Jésus-Christ mourut de jour en jour, « sans cesse, » comme son apôtre qui aspirait à « combler la mesure des souffrances » de son Maître. Semblable au buisson ardent, il brûlait toujours, sans jamais se consumer.
Et quand le démon eut la folie de l'élever sur une croix, l'univers entier fût éclairé par les rayons de l'amour divin qui s'échappaient de ce foyer, déversant ses flots de lumière à travers tous les âges, jusque dans les coins les plus enténébrés.
« Quand j'aurai été élevé de la terre, j'attirerai tous les hommes à moi. » Béni soit son nom! Et comment devait-il être élevé? comme un phare, et ce phare, c'était son corps.
« Je donne ma vie, afin de la reprendre. » Il la livra comme vie humaine ; il la reprit comme vie divine; il la livra comme combustible, il la retrouva comme feu; il la sema faiblesse, il la ressuscita puissance !

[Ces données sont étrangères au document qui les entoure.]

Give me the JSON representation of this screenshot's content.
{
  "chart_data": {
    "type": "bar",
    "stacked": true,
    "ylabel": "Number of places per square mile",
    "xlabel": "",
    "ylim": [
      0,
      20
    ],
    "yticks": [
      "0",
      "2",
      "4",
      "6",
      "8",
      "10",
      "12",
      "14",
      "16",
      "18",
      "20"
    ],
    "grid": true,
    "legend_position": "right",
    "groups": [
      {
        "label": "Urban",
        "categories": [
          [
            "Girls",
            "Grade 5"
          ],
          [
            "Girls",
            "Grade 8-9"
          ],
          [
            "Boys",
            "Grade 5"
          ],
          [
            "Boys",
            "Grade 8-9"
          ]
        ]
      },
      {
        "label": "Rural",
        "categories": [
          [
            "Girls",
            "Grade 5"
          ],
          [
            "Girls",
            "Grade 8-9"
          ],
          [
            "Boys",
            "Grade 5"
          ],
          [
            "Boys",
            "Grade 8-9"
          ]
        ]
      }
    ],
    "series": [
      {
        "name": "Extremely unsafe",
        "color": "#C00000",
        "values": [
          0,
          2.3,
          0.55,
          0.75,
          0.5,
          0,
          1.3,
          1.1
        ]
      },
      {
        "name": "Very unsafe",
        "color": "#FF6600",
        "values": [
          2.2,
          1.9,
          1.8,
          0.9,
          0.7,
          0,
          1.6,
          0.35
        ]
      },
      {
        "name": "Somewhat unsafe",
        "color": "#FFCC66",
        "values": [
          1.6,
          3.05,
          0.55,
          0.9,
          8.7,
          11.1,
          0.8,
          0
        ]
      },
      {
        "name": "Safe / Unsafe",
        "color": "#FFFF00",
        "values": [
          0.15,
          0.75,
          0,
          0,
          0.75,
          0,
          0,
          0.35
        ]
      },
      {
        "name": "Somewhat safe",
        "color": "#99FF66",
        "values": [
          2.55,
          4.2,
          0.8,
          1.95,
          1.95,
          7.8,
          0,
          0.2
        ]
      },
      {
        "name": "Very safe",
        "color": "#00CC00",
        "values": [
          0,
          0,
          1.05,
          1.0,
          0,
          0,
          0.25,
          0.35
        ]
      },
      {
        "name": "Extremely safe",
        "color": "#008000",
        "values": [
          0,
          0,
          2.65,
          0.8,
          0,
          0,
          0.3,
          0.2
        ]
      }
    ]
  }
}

Et si la sainte nature de Christ (comparable à cette végétation qui sortit parfaite de la main de Dieu) devait être ainsi sacrifiée pour pouvoir brûler, combien plus notre nature à nous, plus semblable à celle du charbon, doit-elle être complètement livrée pour le service du Royaume, si nous devons, à l'exemple de notre Maître, éclairer et sauver le monde!

Sauvés nous-mêmes par son sacrifice, sauvés par son sang - par le don de sa vie - nous sommes appelés à « offrir nos corps en sacrifice vivant, » comme combustible pour ce feu qui tomba le jour de la Pentecôte, et qui sera notre seule puissance pour éclairer et sauver les autres.
Nous sommes sauvés par le don de Christ, et nous ne pouvons sauver les autres que par le don de nous-mêmes.
« Je vous ai laissé un exemple, afin que vous fassiez comme je vous ai fait. » Et tout ce qu'il a fait avait pour but de sauver le monde. Il a été consumé sans cesse, et il a brillé sans cesse.

Sauvés par la croix, il nous faut porter la croix si nous voulons sauver.
Le renoncement doit donc revêtir deux formes bien distinctes l'une de l'autre :

1. Le renoncement au péché, sans lequel nous ne pouvons être sauvés.

2. Le renoncement à notre propre vie, sans lequel des autres ne peuvent être sauvés. C'est là une vérité effrayante : ils ne peuvent pas être sauvés.

Le premier renoncement est obligatoire, et par conséquent commandé; le second est volontaire, et par suite, simplement proposé. Mais il est proposé avec toute la force de l'exemple le plus entraînant que le monde ait jamais vu, et ses joies et ses récompenses sont scellées du sang des saints et des martyrs.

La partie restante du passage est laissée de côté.